Hi, I am using a bespoke program (g2gtools extract) that extracts sequences from a FASTA based on a GTF and the features you want (in my case I am extracting all transcripts). My FASTA is an entire genome of a diploid organism customized to include all SNPs and INDELS the organism carries.
When I run this program, it returns an error:
"Sequence contains non-DNA character '*' at position 393"
At first, I was thinking that maybe these denote stop codons but when I investigate my FASTA, there are only 35. But upon second thought, that doesn't make much sense because its a genomic FASTA
Thanks in advance!
UPDATE TO THE ISSUE
Ok, so I found out the issue. I found out that the patient VCF has overlapping INDELs and, although they are not denoted like this within the VCF, when I extracted a set of them in a patient with bcftools query
, the *
appears. I looked at GATK and this is how overlapping INDELs are annotated: https://gatk.broadinstitute.org/hc/en-us/articles/360035531912-Spanning-or-overlapping-deletions-allele
My issues now what to do to prevent the reporting of overlapping INDELs in this way... I wonder if there is a way to prevent this annotation...

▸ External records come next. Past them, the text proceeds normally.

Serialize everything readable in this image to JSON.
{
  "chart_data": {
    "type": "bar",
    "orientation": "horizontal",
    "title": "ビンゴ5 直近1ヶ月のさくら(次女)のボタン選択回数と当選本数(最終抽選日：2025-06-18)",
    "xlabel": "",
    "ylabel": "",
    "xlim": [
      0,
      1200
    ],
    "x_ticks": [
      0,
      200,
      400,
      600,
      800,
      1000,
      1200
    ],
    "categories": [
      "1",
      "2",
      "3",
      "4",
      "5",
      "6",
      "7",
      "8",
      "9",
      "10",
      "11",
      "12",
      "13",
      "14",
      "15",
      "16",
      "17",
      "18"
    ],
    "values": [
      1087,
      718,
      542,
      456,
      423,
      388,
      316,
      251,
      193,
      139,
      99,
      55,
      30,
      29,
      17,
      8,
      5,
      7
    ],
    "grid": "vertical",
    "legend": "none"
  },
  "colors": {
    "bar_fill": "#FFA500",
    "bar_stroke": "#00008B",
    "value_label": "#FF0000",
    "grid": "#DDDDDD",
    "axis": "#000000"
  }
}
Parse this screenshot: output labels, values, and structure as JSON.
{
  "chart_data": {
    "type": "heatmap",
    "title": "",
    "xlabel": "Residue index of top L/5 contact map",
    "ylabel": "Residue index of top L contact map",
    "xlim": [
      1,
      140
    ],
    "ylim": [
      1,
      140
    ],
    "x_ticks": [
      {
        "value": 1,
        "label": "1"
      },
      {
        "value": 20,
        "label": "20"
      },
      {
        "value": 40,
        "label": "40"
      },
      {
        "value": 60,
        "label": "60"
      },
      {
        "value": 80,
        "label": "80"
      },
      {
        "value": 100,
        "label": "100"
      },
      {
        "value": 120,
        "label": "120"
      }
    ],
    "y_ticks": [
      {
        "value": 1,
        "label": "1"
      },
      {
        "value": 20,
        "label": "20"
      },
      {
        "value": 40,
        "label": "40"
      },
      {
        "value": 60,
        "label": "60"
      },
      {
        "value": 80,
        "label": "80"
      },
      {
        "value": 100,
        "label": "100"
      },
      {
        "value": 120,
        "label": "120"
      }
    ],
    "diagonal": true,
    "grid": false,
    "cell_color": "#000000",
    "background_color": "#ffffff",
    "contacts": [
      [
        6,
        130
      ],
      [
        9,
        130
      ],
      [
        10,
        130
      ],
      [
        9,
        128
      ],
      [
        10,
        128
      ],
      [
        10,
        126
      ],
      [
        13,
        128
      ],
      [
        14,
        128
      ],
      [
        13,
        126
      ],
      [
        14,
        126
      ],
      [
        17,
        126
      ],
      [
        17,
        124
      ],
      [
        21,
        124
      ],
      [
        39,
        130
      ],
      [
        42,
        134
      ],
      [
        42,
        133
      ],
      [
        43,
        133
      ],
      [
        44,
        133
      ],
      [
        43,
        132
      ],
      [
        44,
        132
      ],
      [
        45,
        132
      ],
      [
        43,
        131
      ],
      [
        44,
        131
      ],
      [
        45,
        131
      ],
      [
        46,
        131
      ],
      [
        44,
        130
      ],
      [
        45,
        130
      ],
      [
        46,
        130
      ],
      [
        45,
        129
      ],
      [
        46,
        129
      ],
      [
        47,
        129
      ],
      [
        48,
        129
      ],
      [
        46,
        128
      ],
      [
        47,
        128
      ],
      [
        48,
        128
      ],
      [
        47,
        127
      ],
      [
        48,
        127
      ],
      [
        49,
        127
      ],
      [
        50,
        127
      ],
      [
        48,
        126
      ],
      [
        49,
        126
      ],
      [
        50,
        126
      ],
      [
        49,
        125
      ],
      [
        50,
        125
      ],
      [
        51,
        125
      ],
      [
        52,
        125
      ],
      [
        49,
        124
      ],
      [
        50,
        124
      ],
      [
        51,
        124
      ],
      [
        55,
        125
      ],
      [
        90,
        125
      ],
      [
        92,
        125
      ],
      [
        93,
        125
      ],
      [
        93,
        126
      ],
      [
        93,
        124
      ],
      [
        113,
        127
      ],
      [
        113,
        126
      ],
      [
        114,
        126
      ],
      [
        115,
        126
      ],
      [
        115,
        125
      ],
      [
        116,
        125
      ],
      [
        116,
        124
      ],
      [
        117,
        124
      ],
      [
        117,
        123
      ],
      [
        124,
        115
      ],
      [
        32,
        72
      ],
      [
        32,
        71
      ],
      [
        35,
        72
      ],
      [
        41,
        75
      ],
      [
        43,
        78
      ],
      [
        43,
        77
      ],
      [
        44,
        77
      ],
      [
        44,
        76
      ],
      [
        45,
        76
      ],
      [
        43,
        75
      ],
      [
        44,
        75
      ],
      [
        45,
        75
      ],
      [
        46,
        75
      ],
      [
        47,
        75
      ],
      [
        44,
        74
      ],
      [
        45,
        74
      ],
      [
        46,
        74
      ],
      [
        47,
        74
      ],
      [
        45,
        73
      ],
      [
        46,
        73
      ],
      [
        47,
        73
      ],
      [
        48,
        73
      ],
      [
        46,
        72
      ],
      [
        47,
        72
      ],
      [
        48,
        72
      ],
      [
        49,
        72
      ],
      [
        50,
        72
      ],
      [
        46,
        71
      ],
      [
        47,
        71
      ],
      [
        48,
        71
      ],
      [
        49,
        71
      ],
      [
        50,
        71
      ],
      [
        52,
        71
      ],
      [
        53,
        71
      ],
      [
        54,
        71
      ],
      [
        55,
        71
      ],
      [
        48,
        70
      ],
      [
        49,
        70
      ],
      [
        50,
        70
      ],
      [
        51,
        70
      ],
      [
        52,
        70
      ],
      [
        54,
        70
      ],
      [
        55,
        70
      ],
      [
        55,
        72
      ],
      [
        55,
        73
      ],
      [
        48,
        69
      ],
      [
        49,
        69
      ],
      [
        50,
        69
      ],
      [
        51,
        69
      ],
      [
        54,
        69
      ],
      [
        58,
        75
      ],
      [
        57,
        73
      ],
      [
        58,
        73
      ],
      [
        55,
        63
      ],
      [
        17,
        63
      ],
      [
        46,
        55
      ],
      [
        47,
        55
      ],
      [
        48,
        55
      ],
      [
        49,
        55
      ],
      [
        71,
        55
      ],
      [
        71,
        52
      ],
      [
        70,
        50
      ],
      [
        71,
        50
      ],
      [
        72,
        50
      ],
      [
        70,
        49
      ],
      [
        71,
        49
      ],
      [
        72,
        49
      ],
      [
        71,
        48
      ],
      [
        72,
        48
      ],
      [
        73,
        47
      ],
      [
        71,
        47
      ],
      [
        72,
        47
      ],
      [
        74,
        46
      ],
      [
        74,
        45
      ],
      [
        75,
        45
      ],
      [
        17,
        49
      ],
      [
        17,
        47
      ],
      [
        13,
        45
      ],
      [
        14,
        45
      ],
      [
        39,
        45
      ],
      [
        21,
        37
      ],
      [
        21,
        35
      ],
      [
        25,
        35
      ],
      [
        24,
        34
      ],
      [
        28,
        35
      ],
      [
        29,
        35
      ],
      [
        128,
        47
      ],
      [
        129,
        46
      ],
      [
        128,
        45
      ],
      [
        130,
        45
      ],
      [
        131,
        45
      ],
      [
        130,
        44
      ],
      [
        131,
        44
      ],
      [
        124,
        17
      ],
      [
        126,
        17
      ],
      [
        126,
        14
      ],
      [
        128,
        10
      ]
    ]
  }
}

Original trio VCF - so 2 parents and the patient:
#CHROM POS REF ALT
chr1 154590147 CCG C
chr1 154590148 CG C
chr1 154590149 G *
chr1 154590149 G C
and then, if I just extract the patient:
#CHROM POS REF ALT GT
chr1 154590148 CG C 0|1
chr1 154590149 G * 1|0
chr1 154590149 G C 0|1
after extracting the proband genotypes using bcftools query
.
Must be something related to this then.
I am using the same software for the entire pipeline - g2gtools -, so it would be weird if the output from a software is incompatible with that software....
Yea, youre right. g2gtools does introduce the into the fasta. I am just not sure what they mean. I am going to try to see what SNPs or INDELs align with the location of the in the FASTA
Can you show me what g2gtools commands you are running? I've been using g2gtools a bit in the past few weeks.
hey dsull ! Check out my update to the question please!